The final 90 metre section of the $1.68 million Magnetic Island Walkway is made from recycled plastic boards, favoured for their durability and longevity.
The section of boardwalk is also the first of its size in Australia to have a structure made of fibre composite material which is commonly used in boats and made from a mixture of glass and resin.
Both recycled plastic and fibre composite are deemed highly suitable for areas where materials are exposed to the corrosive effects of salt and water.
Townsville Deputy Mayor, Cr David Crisafulli, today inspected the 190 metre boardwalk which was aimed at giving pedestrians a safer off-road path.
"Much of the most difficult terrain between two of the island's most popular bays is now covered by this walkway," Cr Crisafulli said.
"It gives residents and visitors a chance to take in a magical view without having to watch over their shoulder for vehicles."
Cr Crisafulli said using recycled plastic and fibre composite material delivered environmental benefits as well as being more cost-effective in the long run.

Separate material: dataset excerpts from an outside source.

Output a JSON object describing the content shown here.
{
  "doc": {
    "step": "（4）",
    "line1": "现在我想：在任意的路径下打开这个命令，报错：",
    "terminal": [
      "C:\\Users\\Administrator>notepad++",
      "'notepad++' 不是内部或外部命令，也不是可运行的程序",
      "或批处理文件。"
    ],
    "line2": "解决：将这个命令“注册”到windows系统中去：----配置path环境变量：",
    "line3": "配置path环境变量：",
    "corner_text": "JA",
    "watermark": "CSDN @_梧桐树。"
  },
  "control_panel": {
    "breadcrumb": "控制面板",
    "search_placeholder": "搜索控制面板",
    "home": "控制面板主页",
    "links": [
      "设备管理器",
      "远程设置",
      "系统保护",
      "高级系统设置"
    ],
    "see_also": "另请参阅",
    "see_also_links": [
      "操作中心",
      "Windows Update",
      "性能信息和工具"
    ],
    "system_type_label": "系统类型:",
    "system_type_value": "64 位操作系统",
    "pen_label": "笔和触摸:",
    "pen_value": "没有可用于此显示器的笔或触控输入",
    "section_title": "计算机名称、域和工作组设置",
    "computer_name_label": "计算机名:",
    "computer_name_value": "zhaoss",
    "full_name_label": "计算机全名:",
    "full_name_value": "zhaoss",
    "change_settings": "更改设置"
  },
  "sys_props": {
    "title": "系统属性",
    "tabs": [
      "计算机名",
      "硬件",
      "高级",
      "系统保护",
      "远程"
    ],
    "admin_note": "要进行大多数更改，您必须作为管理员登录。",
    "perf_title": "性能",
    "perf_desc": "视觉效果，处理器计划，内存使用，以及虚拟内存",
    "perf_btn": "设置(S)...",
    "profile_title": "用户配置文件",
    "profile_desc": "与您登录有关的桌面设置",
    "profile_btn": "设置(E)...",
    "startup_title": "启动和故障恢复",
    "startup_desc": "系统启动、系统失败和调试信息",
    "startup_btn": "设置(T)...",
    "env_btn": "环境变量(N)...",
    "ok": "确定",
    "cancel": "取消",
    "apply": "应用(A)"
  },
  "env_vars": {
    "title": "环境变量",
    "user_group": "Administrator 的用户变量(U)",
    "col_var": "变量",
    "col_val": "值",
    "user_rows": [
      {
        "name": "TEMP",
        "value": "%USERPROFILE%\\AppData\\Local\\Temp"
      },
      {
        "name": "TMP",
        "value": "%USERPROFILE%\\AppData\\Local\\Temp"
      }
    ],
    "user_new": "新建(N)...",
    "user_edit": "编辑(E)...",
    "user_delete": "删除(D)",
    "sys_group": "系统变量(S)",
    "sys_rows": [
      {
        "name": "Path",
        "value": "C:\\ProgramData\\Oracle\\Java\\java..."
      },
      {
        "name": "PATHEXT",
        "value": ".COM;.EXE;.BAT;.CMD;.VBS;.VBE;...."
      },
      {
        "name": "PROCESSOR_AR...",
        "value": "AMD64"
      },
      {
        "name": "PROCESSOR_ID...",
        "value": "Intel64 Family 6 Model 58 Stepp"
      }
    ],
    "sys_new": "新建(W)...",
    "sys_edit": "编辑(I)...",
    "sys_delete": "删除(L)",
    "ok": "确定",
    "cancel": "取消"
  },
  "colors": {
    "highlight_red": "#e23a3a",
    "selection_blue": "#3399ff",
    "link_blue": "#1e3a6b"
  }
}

"Local governments using these boardwalks in other parts of the country have found the product is still looking like new more than 15 years after they were installed. We certainly expect to achieve several decades of use from these boards," Cr Crisafulli said.
"Another plus is the fact that they're stronger than timber and require much less maintenance, so they'll prove to be a financially smart way to go.
"The fibre composite structure will also provide the same benefits in terms of maintenance and cost."
Magnetic Times sought a comment from Designer and Project Manager Thomas Bank regarding the practice whereby large rocks were detached from the footings area and had slid down the steep slope. Mr Bank indicated that some rocks, which weighed over a tonne, had been lost down the slope but that all of the rocks which could be lifted back with their excavator were retrieved and that they had been mindful to use the smaller stones on the hill to build the embankments where possible. Mr Bank said the company was also careful not to split the natural stones so that when the rain eventually exposed the rocks below their natural shape would remain.
When questioned about the broken remains of the Sentinel stone, which had a part of its face blown off to make room for the walkway, Mr bank said it was not a part of the work his company had been involved with.
The cost of the boardwalk was met by a $1.1 million contribution from the Townsville City Council, $387,000 from the Federal Government, and $195,750 from the Queensland Department of Sport and Recreation. The construction work was carried out by Robinson Civil Contractors.